An artificial eye is an acrylic prosthesis that can restore the appearance of the face. By carefully manufacturing a prosthetic eye to the correct shape, and then painting it to accurately match the other eye, we are able to deliver a natural result for most clients.
A natural results means that you will find people cannot distinguish the natural eye in normal social interaction and conversation.
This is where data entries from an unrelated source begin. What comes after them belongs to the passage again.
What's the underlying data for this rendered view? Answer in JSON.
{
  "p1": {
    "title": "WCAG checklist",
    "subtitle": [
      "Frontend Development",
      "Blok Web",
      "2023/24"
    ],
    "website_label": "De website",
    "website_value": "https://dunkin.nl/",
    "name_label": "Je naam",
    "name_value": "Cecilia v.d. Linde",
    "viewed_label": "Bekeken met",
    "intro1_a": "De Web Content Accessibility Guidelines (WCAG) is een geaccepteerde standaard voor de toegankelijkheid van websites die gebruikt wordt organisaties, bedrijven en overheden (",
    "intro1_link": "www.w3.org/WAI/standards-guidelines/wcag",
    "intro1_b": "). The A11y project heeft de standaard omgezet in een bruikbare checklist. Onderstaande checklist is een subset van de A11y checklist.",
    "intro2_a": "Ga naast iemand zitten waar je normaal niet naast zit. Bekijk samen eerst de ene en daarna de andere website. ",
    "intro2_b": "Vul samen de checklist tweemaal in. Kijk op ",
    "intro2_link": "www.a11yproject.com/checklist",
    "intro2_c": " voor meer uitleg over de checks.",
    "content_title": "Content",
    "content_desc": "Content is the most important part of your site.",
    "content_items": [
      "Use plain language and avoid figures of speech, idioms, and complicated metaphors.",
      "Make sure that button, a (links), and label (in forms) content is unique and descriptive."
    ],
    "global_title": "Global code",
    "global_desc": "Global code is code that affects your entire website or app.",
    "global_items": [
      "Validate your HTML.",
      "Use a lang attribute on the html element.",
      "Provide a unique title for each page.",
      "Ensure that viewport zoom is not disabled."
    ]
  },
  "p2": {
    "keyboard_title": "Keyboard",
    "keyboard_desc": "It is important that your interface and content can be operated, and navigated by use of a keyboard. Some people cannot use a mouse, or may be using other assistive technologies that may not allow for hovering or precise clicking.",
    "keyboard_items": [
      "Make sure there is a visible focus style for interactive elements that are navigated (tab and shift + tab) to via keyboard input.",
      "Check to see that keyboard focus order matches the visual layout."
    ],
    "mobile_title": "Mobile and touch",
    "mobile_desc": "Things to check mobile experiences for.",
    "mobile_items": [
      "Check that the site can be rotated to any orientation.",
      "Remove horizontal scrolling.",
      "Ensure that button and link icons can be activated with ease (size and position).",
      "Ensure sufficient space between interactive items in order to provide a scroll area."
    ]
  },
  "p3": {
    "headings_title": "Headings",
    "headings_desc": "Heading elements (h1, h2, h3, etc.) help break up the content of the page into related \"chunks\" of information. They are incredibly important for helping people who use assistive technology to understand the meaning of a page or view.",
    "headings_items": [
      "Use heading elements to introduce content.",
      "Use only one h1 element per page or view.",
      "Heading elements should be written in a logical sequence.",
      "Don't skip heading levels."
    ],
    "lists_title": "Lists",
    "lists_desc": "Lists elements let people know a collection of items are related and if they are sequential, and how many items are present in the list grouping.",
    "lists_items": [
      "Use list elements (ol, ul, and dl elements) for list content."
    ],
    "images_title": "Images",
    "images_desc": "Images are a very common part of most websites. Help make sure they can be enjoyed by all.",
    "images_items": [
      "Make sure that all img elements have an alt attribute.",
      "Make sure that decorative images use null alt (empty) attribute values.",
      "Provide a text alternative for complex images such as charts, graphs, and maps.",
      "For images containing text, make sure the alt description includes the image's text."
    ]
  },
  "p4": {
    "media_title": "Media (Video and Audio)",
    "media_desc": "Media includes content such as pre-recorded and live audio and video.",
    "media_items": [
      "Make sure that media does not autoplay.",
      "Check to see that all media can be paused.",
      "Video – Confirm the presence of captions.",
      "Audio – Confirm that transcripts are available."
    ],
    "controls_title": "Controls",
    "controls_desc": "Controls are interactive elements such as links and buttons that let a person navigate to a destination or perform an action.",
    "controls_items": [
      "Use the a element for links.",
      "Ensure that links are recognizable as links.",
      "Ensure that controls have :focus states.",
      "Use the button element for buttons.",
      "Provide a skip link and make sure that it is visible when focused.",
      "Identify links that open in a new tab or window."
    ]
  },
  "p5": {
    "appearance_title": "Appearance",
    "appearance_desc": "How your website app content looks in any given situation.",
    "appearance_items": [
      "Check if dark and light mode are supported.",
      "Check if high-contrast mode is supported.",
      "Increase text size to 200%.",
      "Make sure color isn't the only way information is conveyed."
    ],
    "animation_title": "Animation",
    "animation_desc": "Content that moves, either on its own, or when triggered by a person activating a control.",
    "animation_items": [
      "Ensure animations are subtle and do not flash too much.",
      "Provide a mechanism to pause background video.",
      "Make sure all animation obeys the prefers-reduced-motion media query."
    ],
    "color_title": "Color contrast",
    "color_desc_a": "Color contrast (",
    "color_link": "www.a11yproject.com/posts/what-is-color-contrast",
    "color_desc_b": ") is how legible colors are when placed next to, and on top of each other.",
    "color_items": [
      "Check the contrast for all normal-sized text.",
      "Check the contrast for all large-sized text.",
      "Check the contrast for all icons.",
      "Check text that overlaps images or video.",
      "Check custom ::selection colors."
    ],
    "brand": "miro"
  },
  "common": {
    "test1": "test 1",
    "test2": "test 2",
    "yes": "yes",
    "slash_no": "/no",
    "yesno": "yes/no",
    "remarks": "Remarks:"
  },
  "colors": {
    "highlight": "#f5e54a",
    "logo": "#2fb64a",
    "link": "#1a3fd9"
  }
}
There are several different kinds of eye prostheses:
- where the real eye been surgically removed, a full prosthesis is used
- for a blind or damaged eye, a haptic lens (a very thin prosthetic shell that fits over the eye) is used
A prosthetic eye will generally take five appointments, typically taking place over five to six weeks.
(Note: in our consultancy, we work with local and international clients – the duration may be shorter for international clients. Additional appointments may be required to achieve the optimum fit and colour match – there are no additional costs involved.)
The following stages show a typical eye replacement carried out over five appointments.
An impression of the eye socket is taken to determine its exact shape. This is a painless process that involves filling a syringe with impression paste and syringing the paste into the eye socket.
There is no needle on the syringe and the impression paste takes less then one minute to set. The colour of the iris is matched to support the hand painting of a new iris.
The impression is made up into a plastic shell and the front of the shell reshaped to fit exactly to the eyelid. The iris is attached and the focus adjusted.
Initial fitting and sclera (3)
The prosthetic eye is assessed for fit, and refinements identified. A special sitting is held to match the sclera (white of the eye), veins and pupil.
Second fitting (4)
A second fitting of the prosthesis is carried out and any adjustments are made. Colour is assessed carefully and required colour changes are noted.
The new eye is usually ready for final handover by the fifth visit. During this sitting the wearer and/or their primary caregiver) is shown how to handle, clean and fit the prosthesis.
Clients can return after a week or two to review fit and discuss any other questions that may have arisen.